If you do have it, often you have more than you can store or use effectively (the rest just runs off).

If you have a lot of water, then going to a bunch of effort saving it is indeed silly.

If you don’t have a lot of water, then it is indeed essential.

It's nothing like either of those things because both of those things have harms to other people and those harms scale linearly with the amount of consumption. Wasting steak isn't problematic because you run out of cows it's problematic because of the climate impact of raising them.

Saying that saving water is "about respect" or something is idiotic. Saving water is about ensuring there's enough water to go around. This is something you need to do in places where water is scarce and not where it isn't. And if you waste time and energy on saving water you are ultimately making the world poorer.

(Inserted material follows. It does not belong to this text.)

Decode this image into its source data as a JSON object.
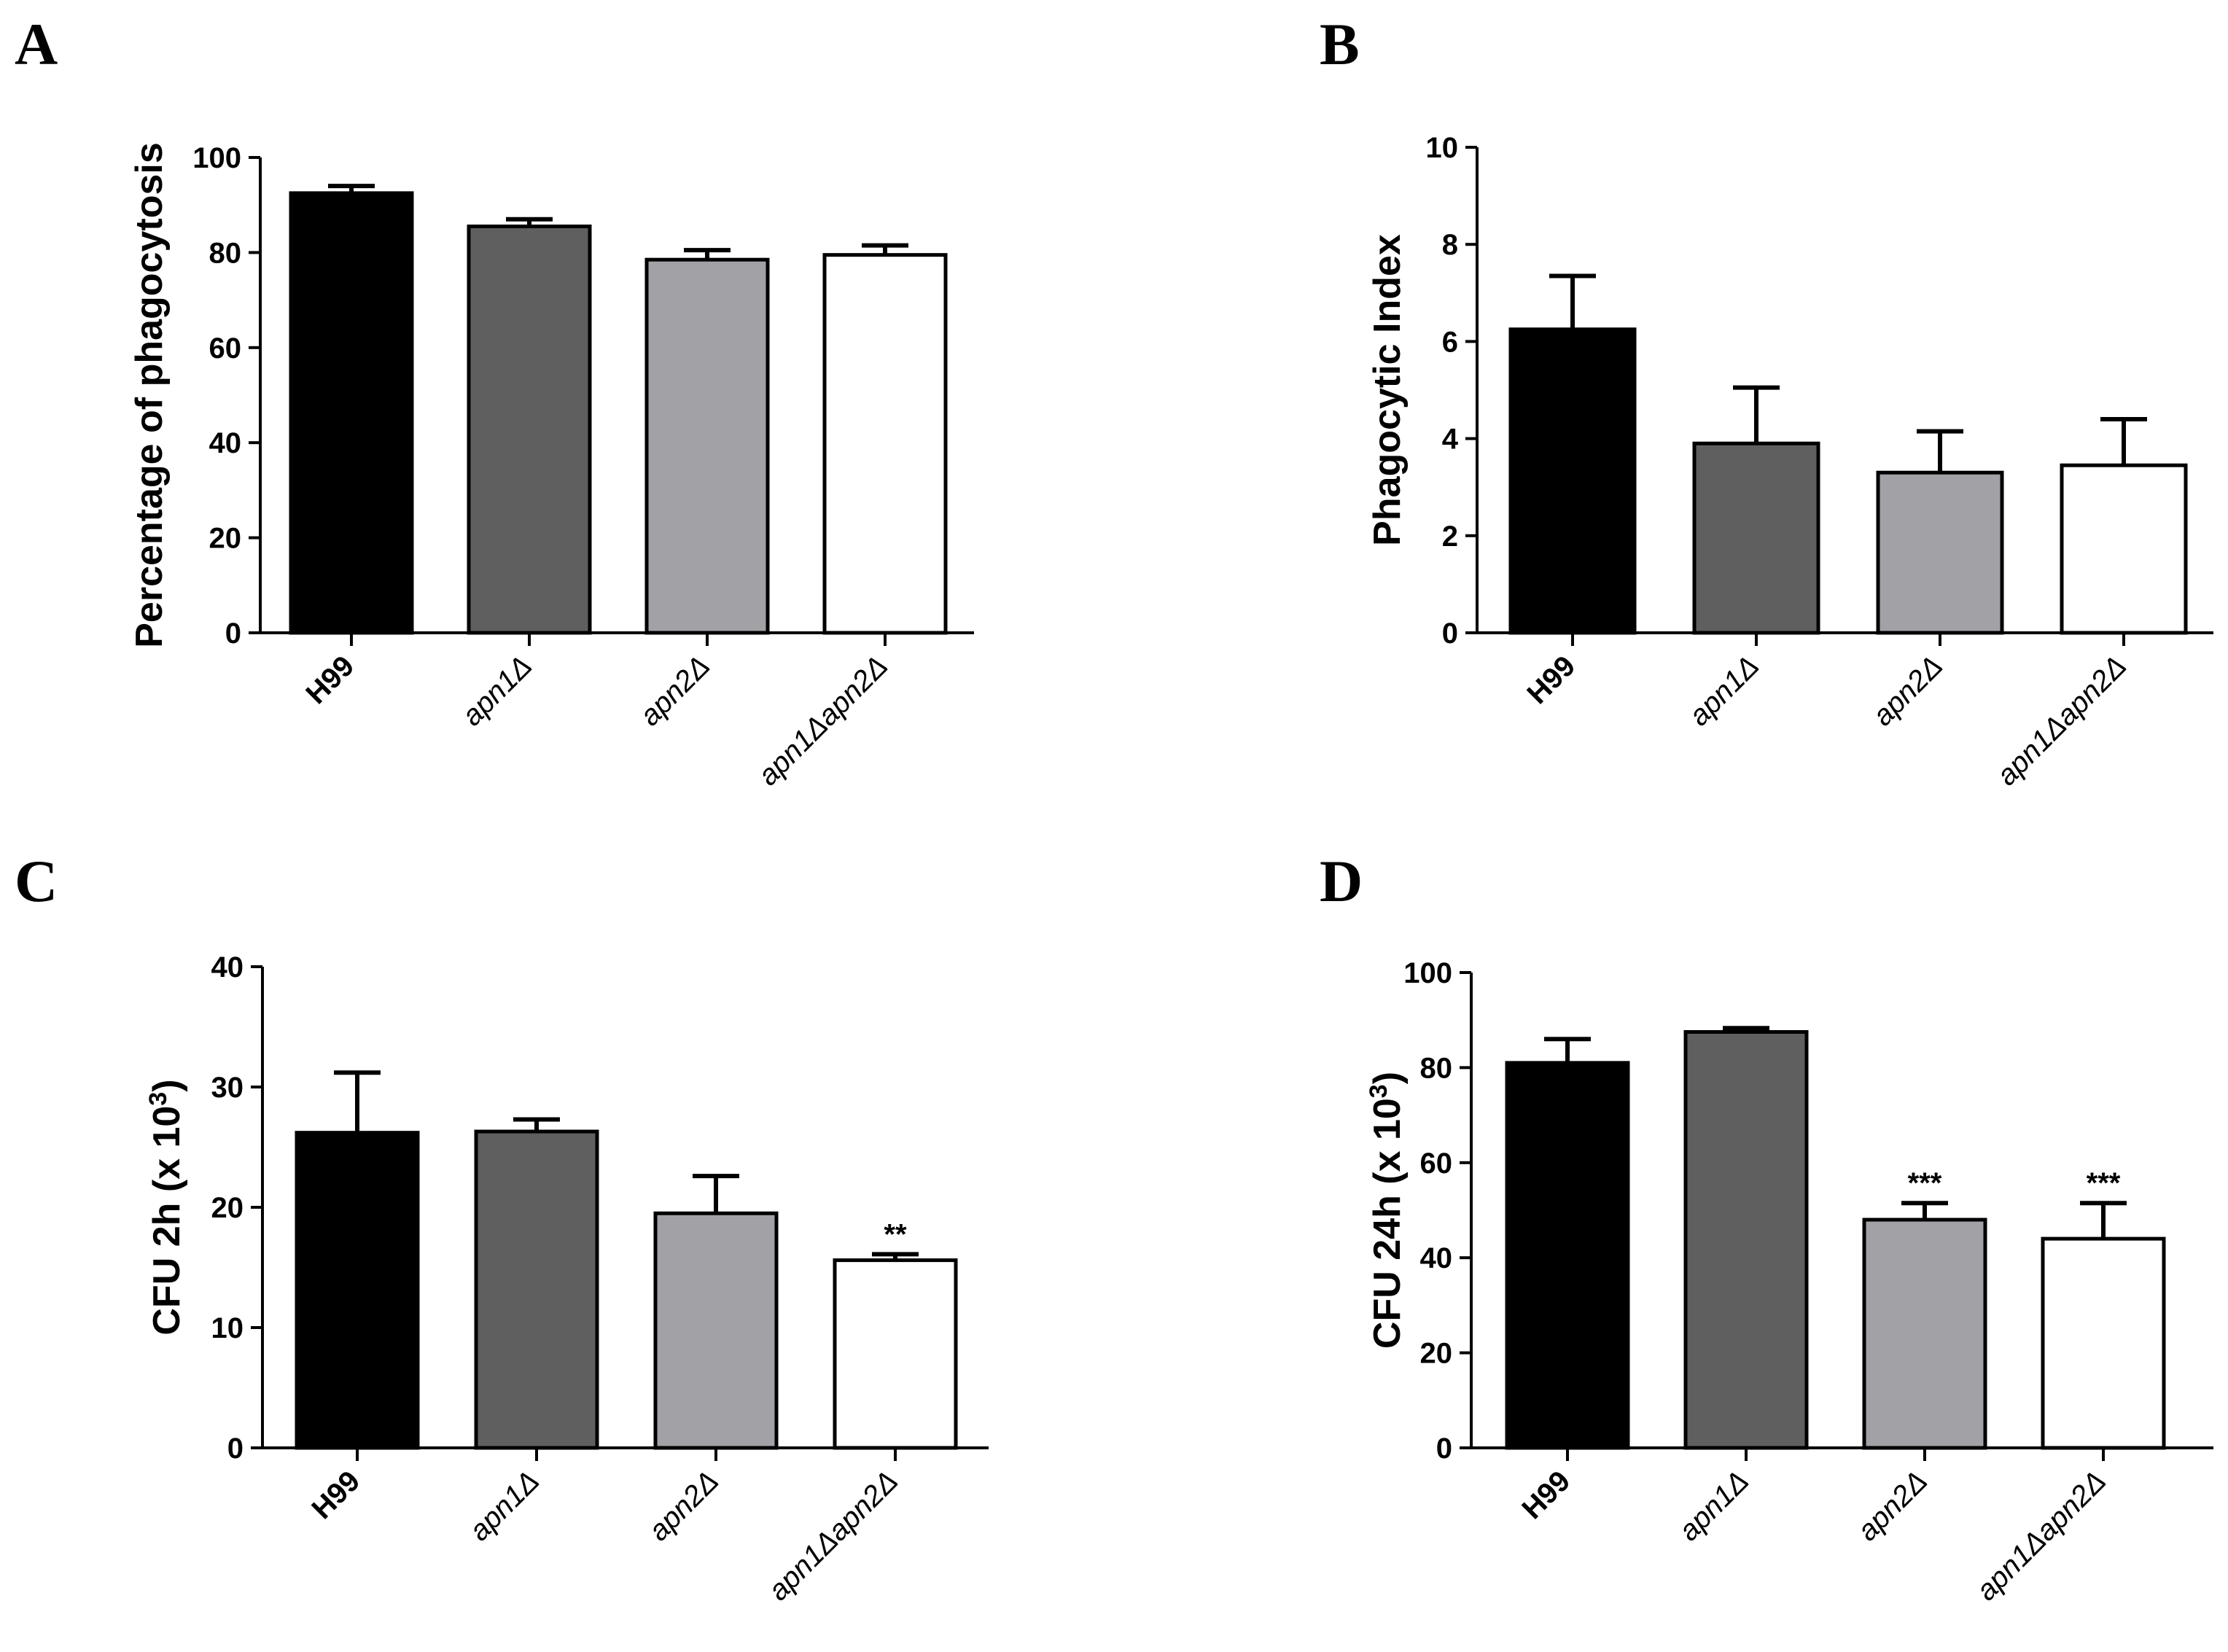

Obviously I'm simplifying things by talking in absolutes here, but what I said above about "the margin at which it makes sense" gets at the truth of the matter. Installing water-saving taps in Zürich is almost certainly a net harm to the environment.

This is one of those cases where we fly by and don't think much about it because we live in a plentiful environment. The more detailed we get, the more we realize that everything has a cost, and wasting water is not free as in beer. Have we also considered the disposal costs of wastewater?

I used to live in a place where water was infinite. Fast forward 20 years, now it's not anymore, the fish bearing watersheds ultimately bear the price, but everyone is still unmetered and there isn't low flow anything. If you piss away precious resources for no good reason and claim it's not wasteful, shame on you.

Yes, I have considered the disposal costs of wastewater! Yes, I still think importing hundreds of stainless steel widgets from China and then having a plumber spend who knows how many hours installing them is almost certainly a net negative. If you piss away precious resources doing that then shame on you.